Would I like to stay here in my new city? Yes. But I’m also open to going back to my old city or a couple of other places too. I probably wouldn’t consider that Provo, Utah job if it were to come open, but I’d likely consider locations I hadn’t before. In fact, I sent in an application today for a job in Philly (hey, Elaine Benes!).

So anyway. Off to bed I go. I’d say even though it didn’t feel super productive today, maybe one of those opportunities might end up reaching out and that would be fantastic!

Still lonely as ever, but I have to change that too.

Love,
GS


Kate May 13, 2023

You know, there is always Washington, DC. And there are a lot of funky design shops in (believe it or not) West Virginia, and even Richmond, VA.

Deleted user Kate ⋅ May 16, 2023

I second this and can guarantee you would meet lots of fun, interesting people with whom to do fun, interesting things in the D.C. area.
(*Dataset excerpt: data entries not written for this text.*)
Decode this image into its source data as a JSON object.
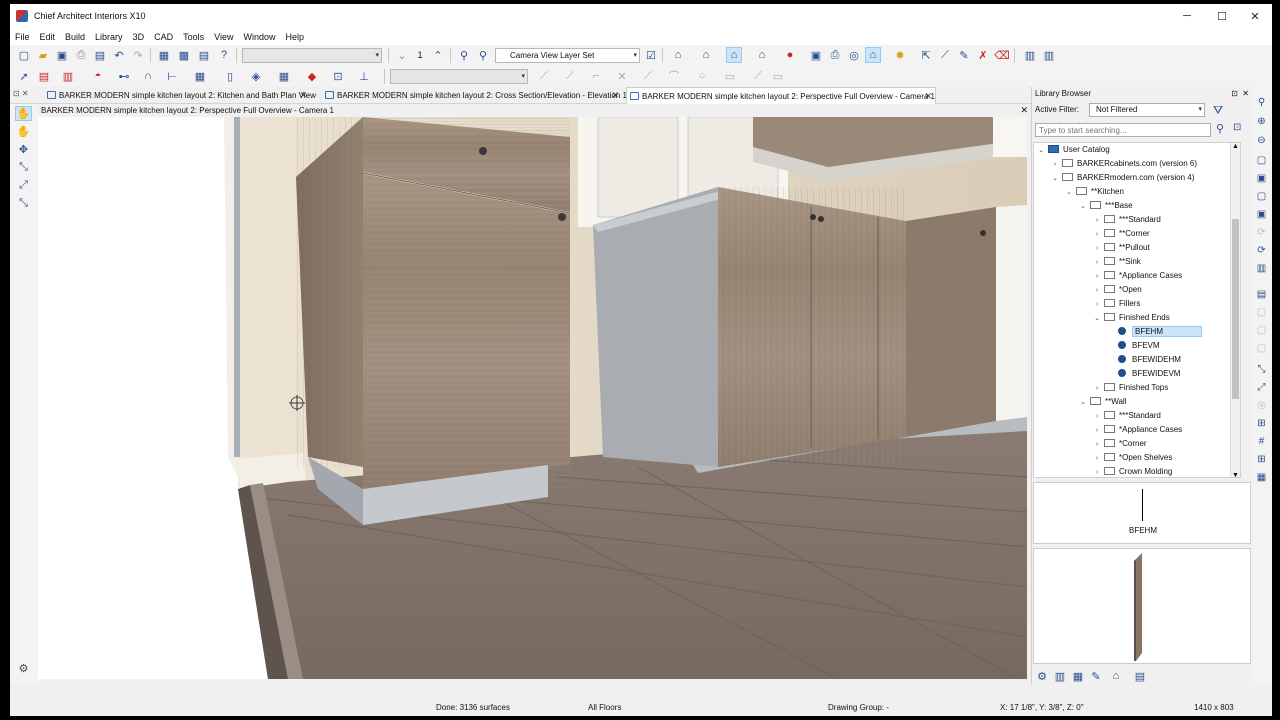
{
  "window": {
    "title": "Chief Architect Interiors X10",
    "minimize": "─",
    "maximize": "☐",
    "close": "✕"
  },
  "menu": [
    "File",
    "Edit",
    "Build",
    "Library",
    "3D",
    "CAD",
    "Tools",
    "View",
    "Window",
    "Help"
  ],
  "toolbar": {
    "layer_set": "Camera View Layer Set",
    "scale_value": "1"
  },
  "tabs": [
    {
      "label": "BARKER MODERN simple kitchen layout 2: Kitchen and Bath Plan View",
      "close": "✕"
    },
    {
      "label": "BARKER MODERN simple kitchen layout 2: Cross Section/Elevation - Elevation 1",
      "close": "✕"
    },
    {
      "label": "BARKER MODERN simple kitchen layout 2: Perspective Full Overview - Camera 1",
      "close": "✕"
    }
  ],
  "camera_bar": {
    "title": "BARKER MODERN simple kitchen layout 2: Perspective Full Overview - Camera 1",
    "close": "✕"
  },
  "library": {
    "header": "Library Browser",
    "pin": "⊡",
    "close": "✕",
    "filter_label": "Active Filter:",
    "filter_value": "Not Filtered",
    "search_placeholder": "Type to start searching...",
    "tree": [
      {
        "label": "User Catalog",
        "level": 0,
        "caret": "⌄",
        "icon": "folder-blue"
      },
      {
        "label": "BARKERcabinets.com (version 6)",
        "level": 1,
        "caret": "›",
        "icon": "folder"
      },
      {
        "label": "BARKERmodern.com (version 4)",
        "level": 1,
        "caret": "⌄",
        "icon": "folder"
      },
      {
        "label": "**Kitchen",
        "level": 2,
        "caret": "⌄",
        "icon": "folder"
      },
      {
        "label": "***Base",
        "level": 3,
        "caret": "⌄",
        "icon": "folder"
      },
      {
        "label": "***Standard",
        "level": 4,
        "caret": "›",
        "icon": "folder"
      },
      {
        "label": "**Corner",
        "level": 4,
        "caret": "›",
        "icon": "folder"
      },
      {
        "label": "**Pullout",
        "level": 4,
        "caret": "›",
        "icon": "folder"
      },
      {
        "label": "**Sink",
        "level": 4,
        "caret": "›",
        "icon": "folder"
      },
      {
        "label": "*Appliance Cases",
        "level": 4,
        "caret": "›",
        "icon": "folder"
      },
      {
        "label": "*Open",
        "level": 4,
        "caret": "›",
        "icon": "folder"
      },
      {
        "label": "Fillers",
        "level": 4,
        "caret": "›",
        "icon": "folder"
      },
      {
        "label": "Finished Ends",
        "level": 4,
        "caret": "⌄",
        "icon": "folder"
      },
      {
        "label": "BFEHM",
        "level": 5,
        "caret": "",
        "icon": "item",
        "selected": true
      },
      {
        "label": "BFEVM",
        "level": 5,
        "caret": "",
        "icon": "item"
      },
      {
        "label": "BFEWIDEHM",
        "level": 5,
        "caret": "",
        "icon": "item"
      },
      {
        "label": "BFEWIDEVM",
        "level": 5,
        "caret": "",
        "icon": "item"
      },
      {
        "label": "Finished Tops",
        "level": 4,
        "caret": "›",
        "icon": "folder"
      },
      {
        "label": "**Wall",
        "level": 3,
        "caret": "⌄",
        "icon": "folder"
      },
      {
        "label": "***Standard",
        "level": 4,
        "caret": "›",
        "icon": "folder"
      },
      {
        "label": "*Appliance Cases",
        "level": 4,
        "caret": "›",
        "icon": "folder"
      },
      {
        "label": "*Corner",
        "level": 4,
        "caret": "›",
        "icon": "folder"
      },
      {
        "label": "*Open Shelves",
        "level": 4,
        "caret": "›",
        "icon": "folder"
      },
      {
        "label": "Crown Molding",
        "level": 4,
        "caret": "›",
        "icon": "folder"
      }
    ],
    "preview_label": "BFEHM"
  },
  "status": {
    "done": "Done:  3136 surfaces",
    "floors": "All Floors",
    "drawing_group": "Drawing Group: -",
    "coords": "X: 17 1/8\", Y: 3/8\", Z: 0\"",
    "size": "1410 x 803"
  },
  "colors": {
    "selection": "#cce4f7",
    "accent": "#2a4d8f",
    "cabinet_wood": "#9b8a7d",
    "floor": "#7e7068"
  }
}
HINT HINT.

Jinn May 14, 2023

Fingers crossed that a new position appears for you !

sudare May 14, 2023

It’s always good to have another option for the future.

WhatDreamsMayCome May 14, 2023

Wishing you the best.

Complicated Disaster May 15, 2023

It never hurts to apply for jobs - and it's always easier to get a job when you've got a job! xx

colder May 15, 2023

I think you've given it your all, and there's no harm in preparing and putting feelers out there. I will be curious to see if it is indeed easier to find a job when you have one!

Deleted user May 16, 2023

It's hard to come to such decisions, but ya know? In your writing, you just haven't seemed all that happy. It's like Ginger is losing her Snap, and as you have always struck me like one of those fun-loving, free-spirited people I want to be when I grow up, it made me sad to see you stressed. You're one of the lights, dear. Stay lit!

Serin May 18, 2023

Good luck. With the applications but also the current job.

And the flash-flooding, too. Don't do that.